Miraculously our home was left intact with minor damage. Every trip to that beautiful area was with dismay to still see visible destruction. Why was one home destroyed while another nearby withstood hurricane force winds or tornados spawned by Harvey? I have no answers, but we were blessed our home was spared. My heart goes out to those who suffered worse consequences that terrible August night. Rockport has come back strong!
We sold our beloved home of 42 years in Cypress, Texas, and moved to our Rockport home in 2022.
FEATURE PHOTO CAPTION, TOP: Sherrill Pool Elizondo (left) with a friend of 55 years, Patricia Stringer Cuyler, who reminds her: “To whom much is given, much is required.” Photo: Sept. 18, 2015
Sherrill Pool Elizondo graduated from Southwest Texas State University (now Texas State) with a degree in English and education.
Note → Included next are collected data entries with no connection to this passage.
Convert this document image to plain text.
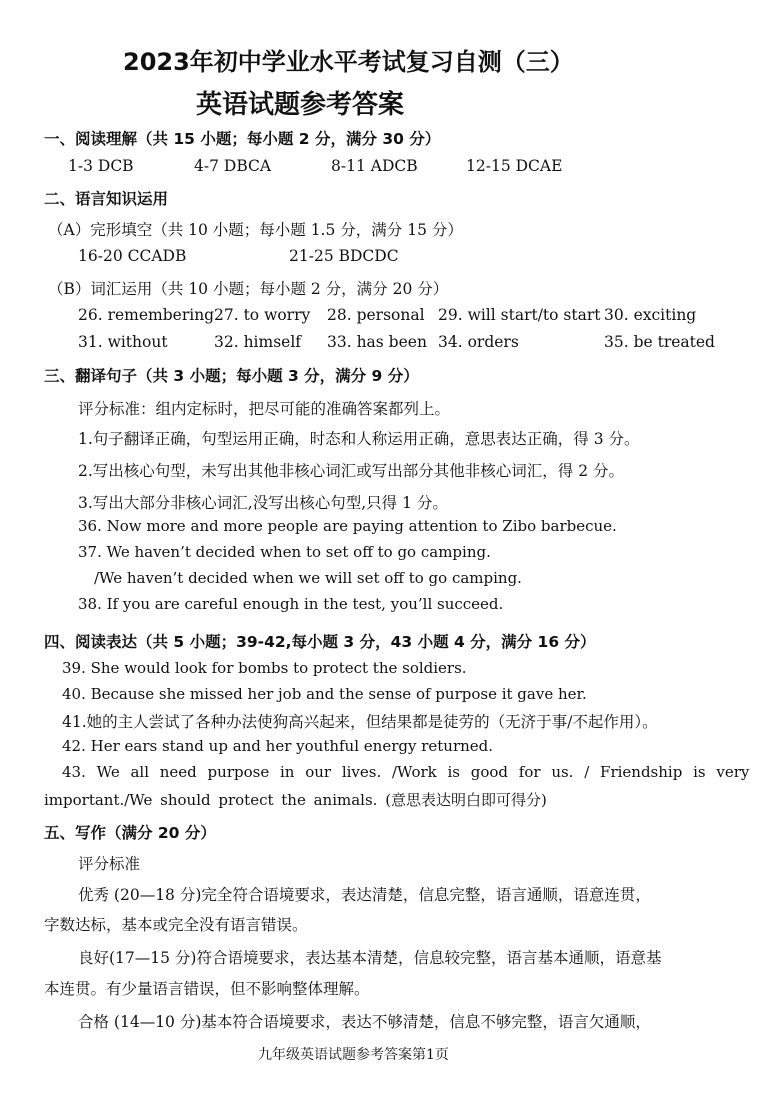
2023年初中学业水平考试复习自测（三）
英语试题参考答案
一、阅读理解（共 15 小题；每小题 2 分，满分 30 分）
1-3 DCB	4-7 DBCA	8-11 ADCB	12-15 DCAE
二、语言知识运用
（A）完形填空（共 10 小题；每小题 1.5 分，满分 15 分）
16-20 CCADB	21-25 BDCDC
（B）词汇运用（共 10 小题；每小题 2 分，满分 20 分）
26. remembering 27. to worry 28. personal 29. will start/to start 30. exciting
31. without	32. himself 33. has been 34. orders	35. be treated
三、翻译句子（共 3 小题；每小题 3 分，满分 9 分）
评分标准：组内定标时，把尽可能的准确答案都列上。
1.句子翻译正确，句型运用正确，时态和人称运用正确，意思表达正确，得 3 分。
2.写出核心句型，未写出其他非核心词汇或写出部分其他非核心词汇，得 2 分。
3.写出大部分非核心词汇,没写出核心句型,只得 1 分。
36. Now more and more people are paying attention to Zibo barbecue.
37. We haven’t decided when to set off to go camping.
/We haven’t decided when we will set off to go camping.
38. If you are careful enough in the test, you’ll succeed.
四、阅读表达（共 5 小题；39-42,每小题 3 分，43 小题 4 分，满分 16 分）
39. She would look for bombs to protect the soldiers.
40. Because she missed her job and the sense of purpose it gave her.
41.她的主人尝试了各种办法使狗高兴起来，但结果都是徒劳的（无济于事/不起作用）。
42. Her ears stand up and her youthful energy returned.
43. We all need purpose in our lives. /Work is good for us. / Friendship is very
important./We should protect the animals. (意思表达明白即可得分)
五、写作（满分 20 分）
评分标准
优秀 (20—18 分)完全符合语境要求，表达清楚，信息完整，语言通顺，语意连贯，
字数达标，基本或完全没有语言错误。
良好(17—15 分)符合语境要求，表达基本清楚，信息较完整，语言基本通顺，语意基
本连贯。有少量语言错误，但不影响整体理解。
合格 (14—10 分)基本符合语境要求，表达不够清楚，信息不够完整，语言欠通顺，
九年级英语试题参考答案第1页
She’s a sixth-generation Texan and interested in genealogy. She’s been an aspiring writer for over 40 years and is the proud parent of three sons and has six talented and remarkable grandchildren. Some of her stories were seen online at Boomer Cafe before website was closed. This one appeared, in a slightly shorter version, on Boomer Cafe January 2019. She has other stories online at Bullock Texas History Museum, 70 Candles, Grand Magazine, Texas Escapes, Bridge of the gods Magazine in Oregon, and Boomer Magazine.